The Premier said, “Do you people really believe in those legends here?”
Jenny looked very embarrassed. The Premier turned to Dr. Leonov for an answer, but Dr. Leonov did not deign to reply. He left it to the lesser Scientist, who said, quite kindly, “Well, no, lad. The forces that interact with history to hold Time City in place are not really of a kind that anyone could steal. And Faber John’s only a myth, you know.”
“But suppose the polarity was quite small and buried in the
ground or something,” Jonathan said bravely. “Someone could
steal
it.”
Sempitern Walker gave him an anguished glare. “Stop talking nonsense, Jonathan. That idiotic notion was disproved in your grandfather’s day.”

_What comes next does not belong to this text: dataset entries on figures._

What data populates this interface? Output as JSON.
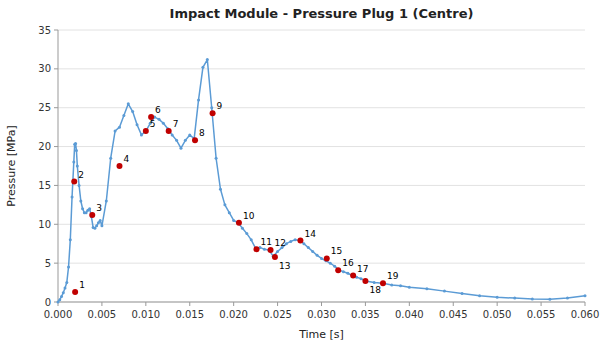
{
  "chart_data": {
    "type": "line",
    "title": "Impact Module - Pressure Plug 1 (Centre)",
    "x_label": "Time [s]",
    "y_label": "Pressure [MPa]",
    "xlim": [
      0.0,
      0.06
    ],
    "ylim": [
      0.0,
      35.0
    ],
    "xticks": [
      {
        "value": 0.0,
        "label": "0.000"
      },
      0.005,
      {
        "value": 0.01,
        "label": "0.010"
      },
      0.015,
      {
        "value": 0.02,
        "label": "0.020"
      },
      0.025,
      {
        "value": 0.03,
        "label": "0.030"
      },
      0.035,
      {
        "value": 0.04,
        "label": "0.040"
      },
      0.045,
      {
        "value": 0.05,
        "label": "0.050"
      },
      0.055,
      {
        "value": 0.06,
        "label": "0.060"
      }
    ],
    "yticks": [
      0,
      5,
      10,
      15,
      20,
      25,
      30,
      35
    ],
    "grid": "y",
    "series": [
      {
        "type": "line",
        "color": "#5b9bd5",
        "marker": "circle",
        "x": [
          0.0,
          0.0002,
          0.0004,
          0.0006,
          0.0008,
          0.001,
          0.0012,
          0.0014,
          0.0016,
          0.0018,
          0.0019,
          0.002,
          0.0021,
          0.0022,
          0.0024,
          0.0026,
          0.0028,
          0.003,
          0.0032,
          0.0034,
          0.0036,
          0.0038,
          0.004,
          0.0042,
          0.0044,
          0.0046,
          0.0048,
          0.005,
          0.0055,
          0.006,
          0.0065,
          0.007,
          0.0075,
          0.008,
          0.0085,
          0.009,
          0.0095,
          0.01,
          0.0105,
          0.011,
          0.0115,
          0.012,
          0.0125,
          0.013,
          0.0135,
          0.014,
          0.0145,
          0.015,
          0.0155,
          0.016,
          0.0165,
          0.017,
          0.0175,
          0.018,
          0.0185,
          0.019,
          0.0195,
          0.02,
          0.0205,
          0.021,
          0.0215,
          0.022,
          0.0225,
          0.023,
          0.0235,
          0.024,
          0.0245,
          0.025,
          0.0255,
          0.026,
          0.0265,
          0.027,
          0.0275,
          0.028,
          0.0285,
          0.029,
          0.0295,
          0.03,
          0.0305,
          0.031,
          0.0315,
          0.032,
          0.0325,
          0.033,
          0.0335,
          0.034,
          0.0345,
          0.035,
          0.036,
          0.037,
          0.038,
          0.039,
          0.04,
          0.042,
          0.044,
          0.046,
          0.048,
          0.05,
          0.052,
          0.054,
          0.056,
          0.058,
          0.06
        ],
        "values": [
          0.0,
          0.3,
          0.7,
          1.2,
          1.8,
          2.5,
          4.5,
          8.0,
          13.5,
          18.0,
          20.3,
          20.4,
          19.5,
          17.5,
          15.0,
          13.0,
          12.0,
          11.5,
          11.5,
          11.8,
          12.0,
          11.0,
          9.6,
          9.5,
          9.8,
          10.2,
          10.5,
          9.8,
          13.0,
          18.5,
          22.0,
          22.5,
          24.0,
          25.5,
          24.5,
          22.8,
          21.5,
          22.0,
          23.0,
          23.8,
          23.5,
          23.0,
          22.3,
          21.5,
          20.8,
          19.8,
          20.8,
          21.5,
          21.0,
          26.0,
          30.2,
          31.2,
          25.0,
          18.5,
          14.5,
          12.5,
          11.5,
          10.5,
          10.2,
          9.5,
          8.8,
          8.0,
          6.9,
          7.0,
          6.8,
          6.7,
          5.9,
          6.5,
          7.0,
          7.5,
          7.8,
          8.0,
          7.9,
          7.5,
          7.0,
          6.5,
          6.0,
          5.6,
          5.3,
          5.0,
          4.6,
          4.1,
          3.9,
          3.7,
          3.4,
          3.2,
          3.0,
          2.7,
          2.5,
          2.4,
          2.2,
          2.1,
          1.9,
          1.7,
          1.4,
          1.1,
          0.8,
          0.6,
          0.5,
          0.4,
          0.35,
          0.5,
          0.8
        ]
      },
      {
        "type": "scatter",
        "color": "#c00000",
        "marker": "circle",
        "x": [
          0.00195,
          0.00185,
          0.0039,
          0.007,
          0.01,
          0.0106,
          0.0126,
          0.0156,
          0.0176,
          0.0206,
          0.0226,
          0.0242,
          0.0247,
          0.0276,
          0.0306,
          0.0319,
          0.0336,
          0.035,
          0.037
        ],
        "values": [
          1.3,
          15.5,
          11.2,
          17.5,
          22.0,
          23.8,
          22.0,
          20.8,
          24.3,
          10.2,
          6.8,
          6.7,
          5.8,
          7.9,
          5.6,
          4.1,
          3.4,
          2.7,
          2.4
        ],
        "labels": [
          "1",
          "2",
          "3",
          "4",
          "5",
          "6",
          "7",
          "8",
          "9",
          "10",
          "11",
          "12",
          "13",
          "14",
          "15",
          "16",
          "17",
          "18",
          "19"
        ]
      }
    ]
  }
}
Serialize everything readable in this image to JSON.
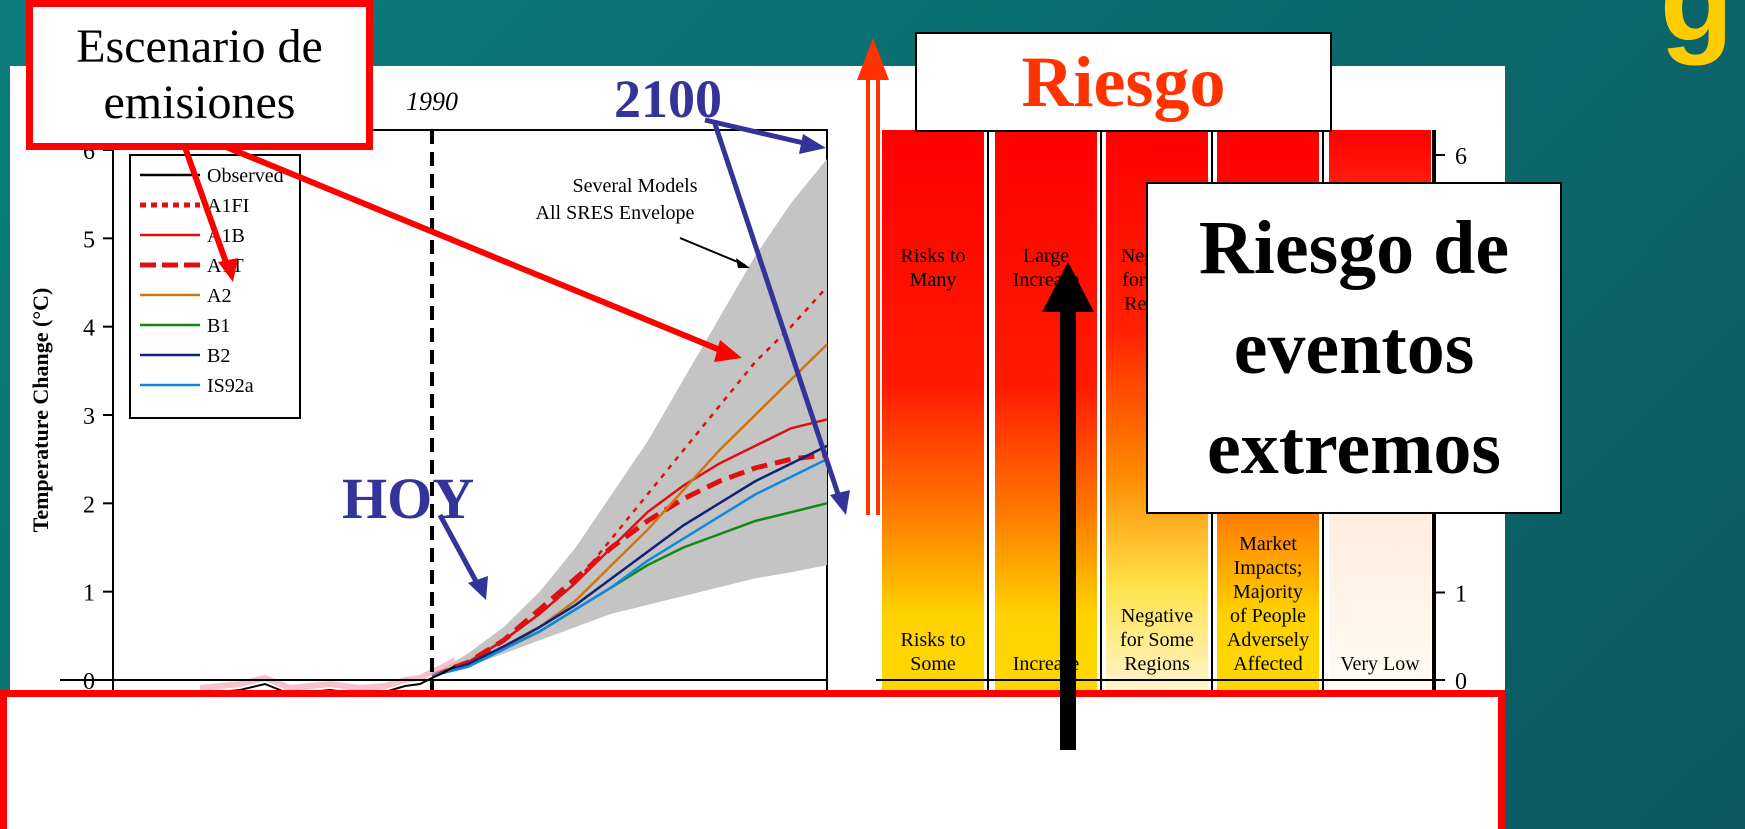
{
  "slide": {
    "title_fragment": "g",
    "bg_color": "#0a7d7c"
  },
  "annotations": {
    "scenario_box": {
      "line1": "Escenario de",
      "line2": "emisiones",
      "border_color": "#ff0000"
    },
    "year_2100": "2100",
    "hoy": "HOY",
    "riesgo": "Riesgo",
    "extreme_events": {
      "line1": "Riesgo de",
      "line2": "eventos",
      "line3": "extremos"
    },
    "annotation_color_blue": "#333399",
    "annotation_color_red": "#ff3300"
  },
  "chart_data": [
    {
      "type": "line",
      "title": "",
      "xlabel": "",
      "ylabel": "Temperature Change (°C)",
      "ylim": [
        0,
        6
      ],
      "yticks": [
        "0",
        "1",
        "2",
        "3",
        "4",
        "5",
        "6"
      ],
      "vline_label": "1990",
      "envelope_label": {
        "line1": "Several Models",
        "line2": "All SRES Envelope"
      },
      "legend": [
        {
          "name": "Observed",
          "color": "#000000",
          "style": "solid"
        },
        {
          "name": "A1FI",
          "color": "#dd1111",
          "style": "dotted"
        },
        {
          "name": "A1B",
          "color": "#dd1111",
          "style": "solid"
        },
        {
          "name": "A1T",
          "color": "#dd1111",
          "style": "dashed"
        },
        {
          "name": "A2",
          "color": "#cc7711",
          "style": "solid"
        },
        {
          "name": "B1",
          "color": "#118811",
          "style": "solid"
        },
        {
          "name": "B2",
          "color": "#112277",
          "style": "solid"
        },
        {
          "name": "IS92a",
          "color": "#1188dd",
          "style": "solid"
        }
      ],
      "x": [
        1990,
        2000,
        2010,
        2020,
        2030,
        2040,
        2050,
        2060,
        2070,
        2080,
        2090,
        2100
      ],
      "envelope": {
        "lower": [
          0.05,
          0.15,
          0.3,
          0.45,
          0.6,
          0.75,
          0.85,
          0.95,
          1.05,
          1.15,
          1.22,
          1.3
        ],
        "upper": [
          0.05,
          0.3,
          0.6,
          1.0,
          1.5,
          2.1,
          2.7,
          3.4,
          4.1,
          4.8,
          5.4,
          5.9
        ]
      },
      "series": [
        {
          "name": "A1FI",
          "values": [
            0.05,
            0.2,
            0.45,
            0.75,
            1.1,
            1.6,
            2.1,
            2.6,
            3.1,
            3.6,
            4.0,
            4.45
          ]
        },
        {
          "name": "A1B",
          "values": [
            0.05,
            0.2,
            0.45,
            0.75,
            1.1,
            1.5,
            1.9,
            2.2,
            2.45,
            2.65,
            2.85,
            2.95
          ]
        },
        {
          "name": "A1T",
          "values": [
            0.05,
            0.2,
            0.45,
            0.8,
            1.15,
            1.5,
            1.8,
            2.05,
            2.25,
            2.4,
            2.5,
            2.55
          ]
        },
        {
          "name": "A2",
          "values": [
            0.05,
            0.15,
            0.35,
            0.6,
            0.9,
            1.3,
            1.7,
            2.15,
            2.6,
            3.0,
            3.4,
            3.8
          ]
        },
        {
          "name": "B1",
          "values": [
            0.05,
            0.15,
            0.35,
            0.55,
            0.8,
            1.05,
            1.3,
            1.5,
            1.65,
            1.8,
            1.9,
            2.0
          ]
        },
        {
          "name": "B2",
          "values": [
            0.05,
            0.18,
            0.38,
            0.6,
            0.85,
            1.15,
            1.45,
            1.75,
            2.0,
            2.25,
            2.45,
            2.65
          ]
        },
        {
          "name": "IS92a",
          "values": [
            0.05,
            0.15,
            0.35,
            0.55,
            0.8,
            1.05,
            1.35,
            1.6,
            1.85,
            2.1,
            2.3,
            2.5
          ]
        }
      ]
    },
    {
      "type": "table",
      "title": "",
      "ylim": [
        0,
        6
      ],
      "yticks": [
        "0",
        "1",
        "6"
      ],
      "columns": [
        {
          "top": "Risks to Many",
          "bottom": "Risks to Some"
        },
        {
          "top": "Large Increase",
          "bottom": "Increase"
        },
        {
          "top": "Negative for Most Regions",
          "bottom": "Negative for Some Regions"
        },
        {
          "top": "",
          "bottom": "Market Impacts; Majority of People Adversely Affected"
        },
        {
          "top": "",
          "bottom": "Very Low"
        }
      ]
    }
  ]
}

Jonathan stuck his chin in his chest to hide how red his face was and gave up. Vivian could hardly blame him. She knew it had taken a lot of courage for Jonathan to hint at all. And that night in her room she tried to have a serious think about what they ought to do now. She felt she ought to help Jonathan put the mess right before she went home, but the only idea that came into her head was the thought of Mum sitting in Lewisham with bombs dropping and history going wronger and wronger around her.
P
etula woke Vivian early the next day. She was carrying a studded belt, like Jonathan’s but pale and stiff and new. “Elio sent you this,” she said. “It’s school today, so get moving. But do us all a favour and don’t wear that yellow and purple horror that Elio likes so much. I can’t bear to think of them setting eyes on it in Duration.”

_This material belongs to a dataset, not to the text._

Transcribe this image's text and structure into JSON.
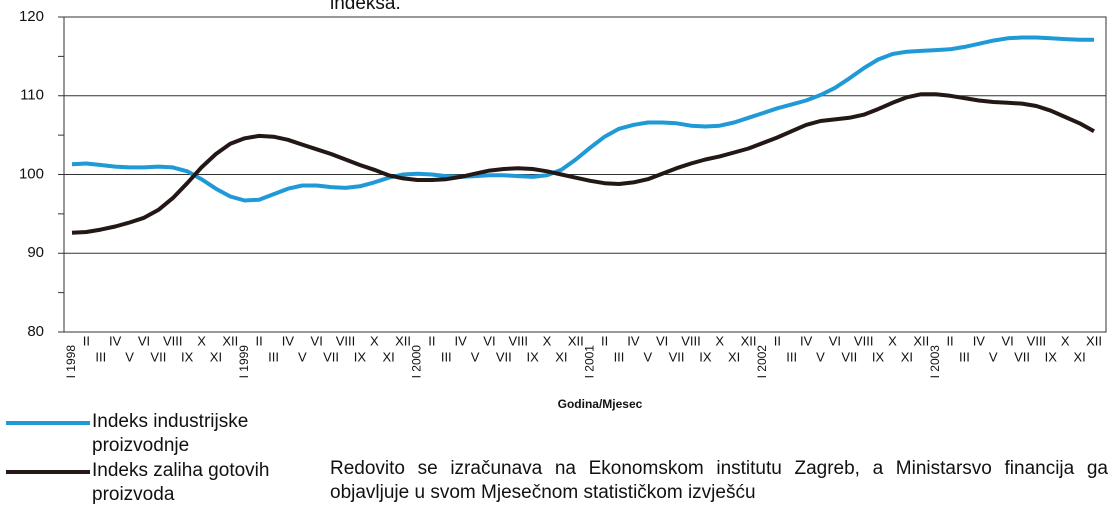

Vivian chose a plain blue suit and buckled the stiff belt round it. She went downstairs fingering the studs, wondering which was which and not quite daring to experiment. There seemed to be a lot of activity in the Palace. She could hear feet hammering up and down the other staircases and voices calling out.
“What’s going on?” she asked Jonathan when she met him in the hall.
But Jonathan only said, “Hints are no good. Nobody takes any notice. I was awake half the night trying to think what to—”
He had to jump to one side. Sempitern Walker came bursting out of a door by the stairs and went flying past them down the hall. He was wearing a stiff red robe and a gold embroidered cloak, but the robe was undone and streaming on both sides of him. Vivian saw a
suit of white underclothes underneath and a lot of thin hairy leg. She stared after him as he dashed away, unable to believe her eyes.
“Gold bands!” Sempitern Walker roared. “Where in Time’s name are my
gold bands
?”
Elio came racing out of the door too, carrying a red silk hat, Jenny rushed out after him with a huge gold necklace like a Mayor’s chain. After her, Petula came running, followed by the ladies who served at dinner and five other people Vivian had not seen before, and behind them pelted the men who polished the stairs. They were all carrying bundles of robe, or hats, or golden boots, or different sorts of gold chain, and Petula was waving a pair of wide gold ribbons. Vivian watched, fascinated, as they all tore after Sempitern Walker and managed to corner him at the end of the hall.